Company ceases new construction and auditors give ‘going concern’ opinion
Sunrise Senior Living announced its fourth quarter results that show a net loss for the fourth quarter and twelve months ended December 31, 2008 was $305.6 million and $439.2 million, or $6.07 and $8.72 per fully diluted share, respectively, as compared to net loss of $124.0 million and $70.3 million, or $2.48 and $1.41 per fully diluted share, for the fourth quarter and twelve months ended December 31, 2007, respectively. The company discusses the latest restructuring efforts for the debt of some of its subsidiaries and and warns that if it cannot come to some agreement prior to March 30, 2009, its lenders could exercise the rights to accelerate the payment of all amounts then outstanding under that credit facility. According to its release, Sunrise does not currently expect that it would be able to fully repay its outstanding borrowings. As of December 31, 2008, the company’s total debt was $636.1 million and had $29.5 million of cash and cash equivalents. In mid-day trading, the company’s stock price was down almost 40% to .40 per share from its open.
Sunrise expects that it has cash balances and cash flow to meets its needs through March 30, 2009 and cannot borrow additional funds under its bank credit facility . In response to these factors, Sunrise is preserving cash reducing financial obligations and reach negotiated settlements with various creditors to preserve its liquidity and has also stopped funding certain projects and other obligations, and is seeking waivers with respect to existing defaults under many of its debt obligations to avoid acceleration of such obligations. Specifically, Sunrise has stopped or reduced payments associated with its German communities, development projects and its Fountains venture. Additionally, Sunrise is in discussions with various venture partners and third parties regarding the sale of certain assets to increase liquidity and reduce its obligations.
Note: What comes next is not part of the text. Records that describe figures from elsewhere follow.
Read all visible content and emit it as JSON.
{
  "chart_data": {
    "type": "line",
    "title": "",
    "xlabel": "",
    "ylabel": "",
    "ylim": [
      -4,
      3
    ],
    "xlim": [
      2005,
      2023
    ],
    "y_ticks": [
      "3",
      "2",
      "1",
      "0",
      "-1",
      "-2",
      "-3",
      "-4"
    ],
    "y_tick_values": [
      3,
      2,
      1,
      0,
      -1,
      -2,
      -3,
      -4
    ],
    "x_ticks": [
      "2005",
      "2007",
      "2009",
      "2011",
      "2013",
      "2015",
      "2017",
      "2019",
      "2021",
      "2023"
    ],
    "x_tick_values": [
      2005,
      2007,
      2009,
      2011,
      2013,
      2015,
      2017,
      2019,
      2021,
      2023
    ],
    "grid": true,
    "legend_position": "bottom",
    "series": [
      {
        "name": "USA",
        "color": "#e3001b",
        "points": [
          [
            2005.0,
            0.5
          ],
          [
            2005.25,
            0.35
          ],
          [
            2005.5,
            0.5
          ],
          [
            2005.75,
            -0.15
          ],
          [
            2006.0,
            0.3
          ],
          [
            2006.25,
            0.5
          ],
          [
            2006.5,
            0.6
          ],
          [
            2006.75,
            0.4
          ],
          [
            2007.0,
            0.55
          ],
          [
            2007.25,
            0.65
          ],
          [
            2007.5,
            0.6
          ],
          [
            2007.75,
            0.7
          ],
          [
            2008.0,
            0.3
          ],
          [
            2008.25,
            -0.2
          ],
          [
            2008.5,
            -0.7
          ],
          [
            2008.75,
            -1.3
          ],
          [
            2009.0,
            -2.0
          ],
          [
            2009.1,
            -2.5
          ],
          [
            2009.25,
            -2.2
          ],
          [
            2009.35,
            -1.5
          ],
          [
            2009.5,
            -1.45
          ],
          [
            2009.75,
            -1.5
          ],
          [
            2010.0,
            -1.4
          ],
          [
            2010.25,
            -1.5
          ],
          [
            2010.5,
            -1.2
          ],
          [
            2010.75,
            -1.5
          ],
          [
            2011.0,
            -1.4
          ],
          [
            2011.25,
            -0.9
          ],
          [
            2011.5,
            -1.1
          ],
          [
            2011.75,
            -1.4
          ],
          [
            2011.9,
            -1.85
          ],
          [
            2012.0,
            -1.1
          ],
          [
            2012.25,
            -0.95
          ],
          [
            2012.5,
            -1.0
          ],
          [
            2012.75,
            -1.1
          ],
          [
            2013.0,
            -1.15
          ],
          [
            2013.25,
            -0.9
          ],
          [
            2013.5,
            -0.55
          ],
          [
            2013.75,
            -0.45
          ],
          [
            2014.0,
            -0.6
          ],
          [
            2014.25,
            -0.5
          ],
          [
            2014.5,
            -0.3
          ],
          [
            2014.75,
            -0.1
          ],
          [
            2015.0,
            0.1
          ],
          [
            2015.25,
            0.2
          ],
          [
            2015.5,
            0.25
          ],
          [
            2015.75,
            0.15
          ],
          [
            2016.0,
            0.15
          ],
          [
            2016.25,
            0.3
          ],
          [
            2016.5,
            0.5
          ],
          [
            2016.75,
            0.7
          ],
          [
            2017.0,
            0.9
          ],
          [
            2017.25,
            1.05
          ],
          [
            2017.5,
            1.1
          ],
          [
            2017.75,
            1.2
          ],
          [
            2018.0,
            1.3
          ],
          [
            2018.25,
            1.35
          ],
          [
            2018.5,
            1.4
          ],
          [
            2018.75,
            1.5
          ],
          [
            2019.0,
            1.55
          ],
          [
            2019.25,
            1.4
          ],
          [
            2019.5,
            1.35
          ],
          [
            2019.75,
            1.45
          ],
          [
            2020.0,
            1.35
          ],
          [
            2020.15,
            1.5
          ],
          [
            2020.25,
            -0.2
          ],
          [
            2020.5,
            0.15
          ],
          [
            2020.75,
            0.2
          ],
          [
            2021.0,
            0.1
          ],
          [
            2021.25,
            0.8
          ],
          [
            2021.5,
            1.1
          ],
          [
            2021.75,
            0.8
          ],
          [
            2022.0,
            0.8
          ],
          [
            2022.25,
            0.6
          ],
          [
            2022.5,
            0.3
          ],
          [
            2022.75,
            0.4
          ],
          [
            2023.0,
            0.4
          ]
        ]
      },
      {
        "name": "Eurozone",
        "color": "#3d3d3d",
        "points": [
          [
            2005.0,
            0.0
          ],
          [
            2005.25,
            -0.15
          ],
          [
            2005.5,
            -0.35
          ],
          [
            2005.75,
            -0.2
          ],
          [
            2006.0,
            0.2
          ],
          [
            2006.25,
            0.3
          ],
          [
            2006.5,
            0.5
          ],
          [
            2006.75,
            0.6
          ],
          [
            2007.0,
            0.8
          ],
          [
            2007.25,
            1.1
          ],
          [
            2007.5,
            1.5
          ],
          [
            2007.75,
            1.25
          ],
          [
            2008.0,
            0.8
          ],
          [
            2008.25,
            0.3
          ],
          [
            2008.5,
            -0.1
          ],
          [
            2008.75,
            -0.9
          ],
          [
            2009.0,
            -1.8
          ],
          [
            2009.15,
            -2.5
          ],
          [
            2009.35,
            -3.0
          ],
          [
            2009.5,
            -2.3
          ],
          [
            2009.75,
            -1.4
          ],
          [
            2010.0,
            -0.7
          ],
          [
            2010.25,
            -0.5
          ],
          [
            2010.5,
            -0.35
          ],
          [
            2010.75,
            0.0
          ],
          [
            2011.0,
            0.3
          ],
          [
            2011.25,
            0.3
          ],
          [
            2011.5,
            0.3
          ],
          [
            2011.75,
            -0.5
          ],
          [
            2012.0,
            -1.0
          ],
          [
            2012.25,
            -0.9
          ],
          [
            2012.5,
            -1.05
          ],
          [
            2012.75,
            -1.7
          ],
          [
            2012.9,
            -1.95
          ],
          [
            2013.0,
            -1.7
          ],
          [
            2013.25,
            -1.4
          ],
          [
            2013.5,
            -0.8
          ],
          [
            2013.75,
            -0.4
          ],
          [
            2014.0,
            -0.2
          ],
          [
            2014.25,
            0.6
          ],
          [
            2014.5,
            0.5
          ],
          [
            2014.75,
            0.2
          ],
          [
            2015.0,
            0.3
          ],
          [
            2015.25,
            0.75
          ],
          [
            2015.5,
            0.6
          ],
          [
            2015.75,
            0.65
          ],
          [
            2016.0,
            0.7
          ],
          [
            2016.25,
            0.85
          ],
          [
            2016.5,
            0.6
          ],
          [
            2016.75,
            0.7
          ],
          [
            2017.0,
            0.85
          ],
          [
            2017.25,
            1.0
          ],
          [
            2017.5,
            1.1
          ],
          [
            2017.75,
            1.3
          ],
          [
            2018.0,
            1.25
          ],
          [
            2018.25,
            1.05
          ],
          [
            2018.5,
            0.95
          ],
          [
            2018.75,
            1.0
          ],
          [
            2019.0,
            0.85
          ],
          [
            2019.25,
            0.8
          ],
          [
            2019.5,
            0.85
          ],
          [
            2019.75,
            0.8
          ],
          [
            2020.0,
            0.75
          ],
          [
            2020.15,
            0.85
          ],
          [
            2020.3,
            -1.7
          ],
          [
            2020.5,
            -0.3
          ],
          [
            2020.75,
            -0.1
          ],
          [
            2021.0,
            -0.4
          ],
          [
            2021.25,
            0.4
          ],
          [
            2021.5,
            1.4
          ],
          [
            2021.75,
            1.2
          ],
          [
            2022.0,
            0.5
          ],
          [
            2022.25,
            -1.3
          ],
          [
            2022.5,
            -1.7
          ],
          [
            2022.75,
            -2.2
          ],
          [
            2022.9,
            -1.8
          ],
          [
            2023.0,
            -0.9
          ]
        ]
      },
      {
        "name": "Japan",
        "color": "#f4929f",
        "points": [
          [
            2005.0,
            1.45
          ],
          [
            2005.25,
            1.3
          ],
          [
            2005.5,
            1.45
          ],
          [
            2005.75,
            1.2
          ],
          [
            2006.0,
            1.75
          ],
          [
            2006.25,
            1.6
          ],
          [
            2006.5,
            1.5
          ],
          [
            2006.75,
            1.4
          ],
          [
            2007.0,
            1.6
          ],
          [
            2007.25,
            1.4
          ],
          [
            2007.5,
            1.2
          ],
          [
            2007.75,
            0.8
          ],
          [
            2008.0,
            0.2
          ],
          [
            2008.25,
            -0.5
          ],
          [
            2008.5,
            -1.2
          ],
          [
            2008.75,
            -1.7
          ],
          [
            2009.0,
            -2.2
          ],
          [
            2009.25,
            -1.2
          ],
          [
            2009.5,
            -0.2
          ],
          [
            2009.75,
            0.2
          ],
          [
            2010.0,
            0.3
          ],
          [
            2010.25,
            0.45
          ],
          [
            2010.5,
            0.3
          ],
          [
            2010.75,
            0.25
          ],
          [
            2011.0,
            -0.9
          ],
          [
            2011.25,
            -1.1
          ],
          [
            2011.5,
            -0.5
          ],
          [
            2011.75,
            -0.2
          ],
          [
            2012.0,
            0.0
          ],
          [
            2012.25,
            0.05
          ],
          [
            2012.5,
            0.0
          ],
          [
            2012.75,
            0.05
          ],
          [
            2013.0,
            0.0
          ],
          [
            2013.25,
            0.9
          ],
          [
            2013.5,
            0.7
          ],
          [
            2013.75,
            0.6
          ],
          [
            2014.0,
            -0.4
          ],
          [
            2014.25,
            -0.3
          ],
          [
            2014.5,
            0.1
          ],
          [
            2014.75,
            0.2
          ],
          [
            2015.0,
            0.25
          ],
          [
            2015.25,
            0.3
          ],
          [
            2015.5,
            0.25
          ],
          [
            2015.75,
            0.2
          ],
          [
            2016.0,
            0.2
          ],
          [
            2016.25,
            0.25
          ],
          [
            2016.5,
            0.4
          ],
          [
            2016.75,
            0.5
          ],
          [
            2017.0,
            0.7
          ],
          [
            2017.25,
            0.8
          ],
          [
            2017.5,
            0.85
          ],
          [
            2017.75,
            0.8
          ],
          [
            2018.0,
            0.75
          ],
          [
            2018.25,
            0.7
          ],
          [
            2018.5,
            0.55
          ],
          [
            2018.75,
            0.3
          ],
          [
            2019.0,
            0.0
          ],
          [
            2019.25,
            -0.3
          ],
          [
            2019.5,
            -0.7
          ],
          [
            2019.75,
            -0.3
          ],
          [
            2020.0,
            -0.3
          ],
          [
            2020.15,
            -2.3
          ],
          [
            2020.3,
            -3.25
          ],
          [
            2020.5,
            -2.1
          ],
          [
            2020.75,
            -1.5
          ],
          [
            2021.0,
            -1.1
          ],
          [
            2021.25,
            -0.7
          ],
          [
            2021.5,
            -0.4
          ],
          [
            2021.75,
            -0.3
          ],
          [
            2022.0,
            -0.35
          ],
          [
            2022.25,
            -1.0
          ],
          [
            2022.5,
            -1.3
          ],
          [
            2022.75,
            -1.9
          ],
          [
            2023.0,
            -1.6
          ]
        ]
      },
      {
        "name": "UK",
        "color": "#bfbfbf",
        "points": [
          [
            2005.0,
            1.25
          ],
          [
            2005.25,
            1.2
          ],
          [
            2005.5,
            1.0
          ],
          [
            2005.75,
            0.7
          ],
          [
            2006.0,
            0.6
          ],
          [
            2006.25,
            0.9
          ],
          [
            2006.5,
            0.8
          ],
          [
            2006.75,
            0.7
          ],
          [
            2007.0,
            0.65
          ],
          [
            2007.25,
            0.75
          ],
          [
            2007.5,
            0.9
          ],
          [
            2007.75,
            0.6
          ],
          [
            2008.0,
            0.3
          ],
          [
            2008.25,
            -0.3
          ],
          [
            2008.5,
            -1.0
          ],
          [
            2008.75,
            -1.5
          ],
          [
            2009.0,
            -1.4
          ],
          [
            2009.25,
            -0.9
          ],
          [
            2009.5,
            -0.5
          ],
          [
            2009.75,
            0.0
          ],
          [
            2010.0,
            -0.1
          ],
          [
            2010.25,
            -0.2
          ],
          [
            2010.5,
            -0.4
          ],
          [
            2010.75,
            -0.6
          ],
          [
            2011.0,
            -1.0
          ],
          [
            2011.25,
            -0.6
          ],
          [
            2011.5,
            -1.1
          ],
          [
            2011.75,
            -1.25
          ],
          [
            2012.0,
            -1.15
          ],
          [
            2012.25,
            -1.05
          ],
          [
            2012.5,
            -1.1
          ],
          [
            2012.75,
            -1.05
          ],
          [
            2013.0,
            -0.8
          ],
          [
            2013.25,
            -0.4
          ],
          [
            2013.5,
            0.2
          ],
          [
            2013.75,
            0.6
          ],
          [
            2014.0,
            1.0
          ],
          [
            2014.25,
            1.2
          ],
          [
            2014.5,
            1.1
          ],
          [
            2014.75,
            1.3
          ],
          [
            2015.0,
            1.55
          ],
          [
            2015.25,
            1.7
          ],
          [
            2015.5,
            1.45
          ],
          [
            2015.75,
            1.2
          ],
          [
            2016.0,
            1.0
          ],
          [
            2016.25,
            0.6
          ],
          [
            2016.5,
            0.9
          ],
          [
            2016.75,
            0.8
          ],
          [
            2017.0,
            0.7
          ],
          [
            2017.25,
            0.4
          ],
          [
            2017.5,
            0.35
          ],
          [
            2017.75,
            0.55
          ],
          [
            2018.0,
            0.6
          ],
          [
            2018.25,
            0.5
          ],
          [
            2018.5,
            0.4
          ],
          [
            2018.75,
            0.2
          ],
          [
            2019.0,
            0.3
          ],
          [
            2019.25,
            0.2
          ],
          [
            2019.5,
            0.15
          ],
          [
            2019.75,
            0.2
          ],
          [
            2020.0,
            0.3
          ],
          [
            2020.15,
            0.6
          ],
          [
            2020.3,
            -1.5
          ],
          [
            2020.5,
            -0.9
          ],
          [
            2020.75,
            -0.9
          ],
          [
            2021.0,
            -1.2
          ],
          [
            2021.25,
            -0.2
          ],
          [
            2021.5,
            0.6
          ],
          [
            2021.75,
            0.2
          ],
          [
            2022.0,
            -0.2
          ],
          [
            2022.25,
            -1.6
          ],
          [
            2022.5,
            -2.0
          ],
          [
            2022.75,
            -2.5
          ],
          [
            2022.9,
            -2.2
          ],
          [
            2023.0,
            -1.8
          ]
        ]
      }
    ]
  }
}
In a bold statement / request in its filing Sunrise says:
The Company believes it is in the best interests of all of its creditors to grant such waivers or reach negotiated settlements with Sunrise to enable the Company to continue operating. However, there can be no assurance that such waivers will be received or such settlements will be reached. If the defaults are not cured within applicable cure periods, if any, and if waivers or other relief are not obtained, the defaults can cause acceleration of the Company’s financial obligations under certain of its agreements, which the Company may not be in a position to satisfy. There can be no assurance that any of these efforts will prove successful. In the event of a failure to obtain necessary waivers or otherwise achieve a restructuring of its financial obligations, Sunrise may be forced to seek reorganization under the U.S. Bankruptcy Code. The existence of these factors raises substantial doubt about the Company’s ability to continue as a going concern and its auditors have modified their report with respect to the 2008 consolidated financial statements to include a going concern reference.
Sunrise also announced that it does not intend to begin construction on any project in the United States in 2009 and has only two construction starts projected for the United Kingdom this year. At December 31, 2008, Sunrise had 26 communities under construction in North America and the United Kingdom and has strongly suggested to its lenders that they complete the funding of the projects through completion. The company states that is not in compliance with many of its construction loans and that its lenders could cease funding these projects. The company addresses that once the projects are completed, it feels that there are adequate reserves to fund the lease up period. However, based upon the current economic environment, are those assumptions still valid?